One can understand, if not excuse, “Progressives” who ignore such unintended consequences: they also ignore unintended consequences of domestic economic interventionism. Much more difficult to understand – and, hence, even more difficult to excuse – is the large number of conservatives who, attuned to the reality of unintended consequences of domestic economic interventions, are blind to the reality of such consequences that spring from military and diplomatic interventions. The complex and difficult trade-offs, unavoidable imperfections, hidden dangers, impossibility of successfully picking ‘winners,’ and venal and unprincipled vote-grasping politicians that together counsel non-intervention into the domestic economy miraculously disappear when the issue is some problem abroad. What is seen abroad by pro-foreign-interventionists are relatively simple problems that we good guys – if only we have enough fortitude – can solve with a combination of military force and social-engineering on a global scale. Yet as Mr. Paul argues, ill unintended consequences – and governments’ proclivity for creating them – are not at all limited to domestic economic interventions.

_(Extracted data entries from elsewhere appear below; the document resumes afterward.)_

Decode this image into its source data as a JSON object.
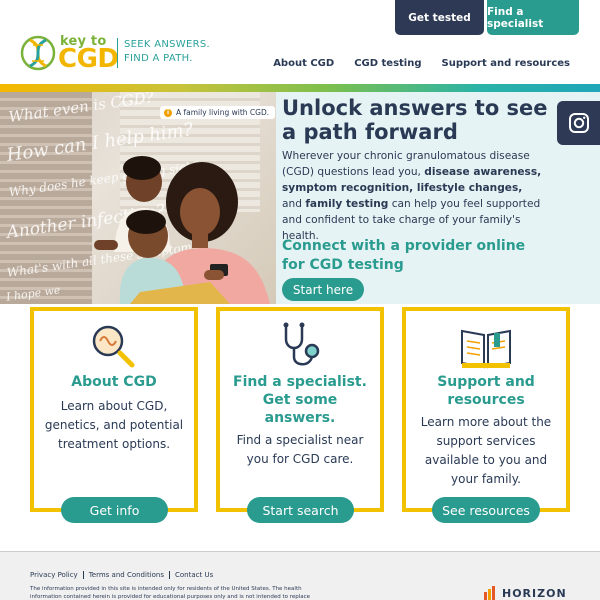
{
  "header": {
    "logo_small": "key to",
    "logo_big": "CGD",
    "tagline_line1": "SEEK ANSWERS.",
    "tagline_line2": "FIND A PATH.",
    "btn_get_tested": "Get tested",
    "btn_find_specialist": "Find a specialist",
    "nav": [
      "About CGD",
      "CGD testing",
      "Support and resources"
    ]
  },
  "hero": {
    "caption": "A family living with CGD.",
    "caption_icon": "info-icon",
    "scribbles": [
      "What even is CGD?",
      "How can I help him?",
      "Why does he keep getting sick?",
      "Another infection?",
      "What's with all these symptoms?",
      "I hope we"
    ],
    "title": "Unlock answers to see a path forward",
    "body_parts": [
      {
        "t": "Wherever your chronic granulomatous disease (CGD) questions lead you, ",
        "b": false
      },
      {
        "t": "disease awareness, symptom recognition, lifestyle changes,",
        "b": true
      },
      {
        "t": " and ",
        "b": false
      },
      {
        "t": "family testing",
        "b": true
      },
      {
        "t": " can help you feel supported and confident to take charge of your family's health.",
        "b": false
      }
    ],
    "subheading": "Connect with a provider online for CGD testing",
    "cta": "Start here"
  },
  "social": {
    "icon": "instagram-icon"
  },
  "cards": [
    {
      "title": "About CGD",
      "desc": "Learn about CGD, genetics, and potential treatment options.",
      "button": "Get info",
      "icon": "magnifier-icon"
    },
    {
      "title": "Find a specialist. Get some answers.",
      "desc": "Find a specialist near you for CGD care.",
      "button": "Start search",
      "icon": "stethoscope-icon"
    },
    {
      "title": "Support and resources",
      "desc": "Learn more about the support services available to you and your family.",
      "button": "See resources",
      "icon": "book-icon"
    }
  ],
  "footer": {
    "links": [
      "Privacy Policy",
      "Terms and Conditions",
      "Contact Us"
    ],
    "disclaimer": "The information provided in this site is intended only for residents of the United States. The health information contained herein is provided for educational purposes only and is not intended to replace",
    "brand": "HORIZON"
  },
  "colors": {
    "teal": "#2a9b8f",
    "navy": "#2e3a55",
    "yellow": "#f2c200",
    "green": "#7bb33a"
  }
}
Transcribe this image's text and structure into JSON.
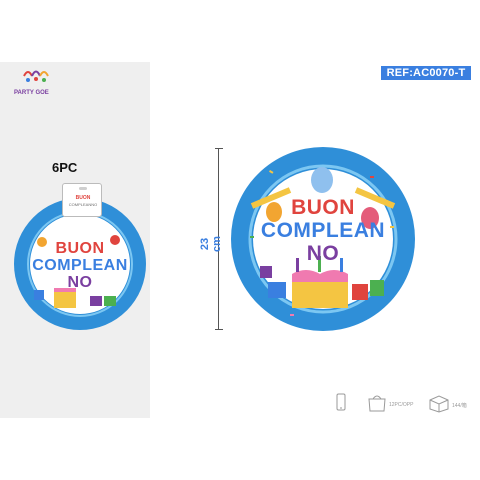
{
  "brand": {
    "logo_text": "PARTY GOE",
    "logo_icon": "party-goe-logo"
  },
  "product": {
    "ref": "REF:AC0070-T",
    "pack_count": "6PC",
    "dimension": "23 cm",
    "plate_text_line1": "BUON",
    "plate_text_line2": "COMPLEAN",
    "plate_text_line3": "NO",
    "pack_card_title": "BUON",
    "pack_card_subtitle": "COMPLEANNO"
  },
  "specs": [
    {
      "icon": "phone-icon",
      "label": ""
    },
    {
      "icon": "bag-icon",
      "label": "12PC/OPP"
    },
    {
      "icon": "box-icon",
      "label": "144/箱"
    }
  ],
  "colors": {
    "plate_blue": "#2f8fd8",
    "plate_white": "#ffffff",
    "ref_badge": "#3a7fe0",
    "left_panel": "#efefef"
  }
}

Here are some slices from Mr. Paul’s essay:
The administration’s goal has been to degrade Assad’s power, forcing him to negotiate with the rebels. But degrading Assad’s military capacity also degrades his ability to fend off the Islamic State of Iraq and al-Sham. Assad’s government recently bombed the self-proclaimed capital of ISIS in Raqqa, Syria.
To interventionists like former Secretary of State Hillary Clinton , we would caution that arming the Islamic rebels in Syria created a haven for the Islamic State. We are lucky Mrs. Clinton didn’t get her way and the Obama administration did not bring about regime change in Syria. That new regime might well be ISIS.
This is not to say the U.S. should ally with Assad. But we should recognize how regime change in Syria could have helped and emboldened the Islamic State, and recognize that those now calling for war against ISIS are still calling for arms to factions allied with ISIS in the Syrian civil war. We should realize that the interventionists are calling for Islamic rebels to win in Syria and for the same Islamic rebels to lose in Iraq. While no one in the West supports Assad, replacing him with ISIS would be a disaster.
But the problem is, we did do something. We aided those who’ve contributed to the rise of the Islamic State. The CIA delivered arms and other equipment to Syrian rebels, strengthening the side of the ISIS jihadists. Some even traveled to Syria from America to give moral and material support to these rebels even though there had been multiple reports some were allied with al Qaeda.
Patrick Cockburn, Middle East correspondent for the London newspaper, the Independent, recently reported something disturbing about these rebel groups in Syria. In his new book, “The Jihadis Return: ISIS and the New Sunni Uprising,” Mr. Cockburn writes that he traveled to southeast Turkey earlier in the year where “a source told me that ‘without exception’ they all expressed enthusiasm for the 9/11 attacks and hoped the same thing would happen in Europe as well as the U.S.” It’s safe to say these rebels are probably not friends of the United States.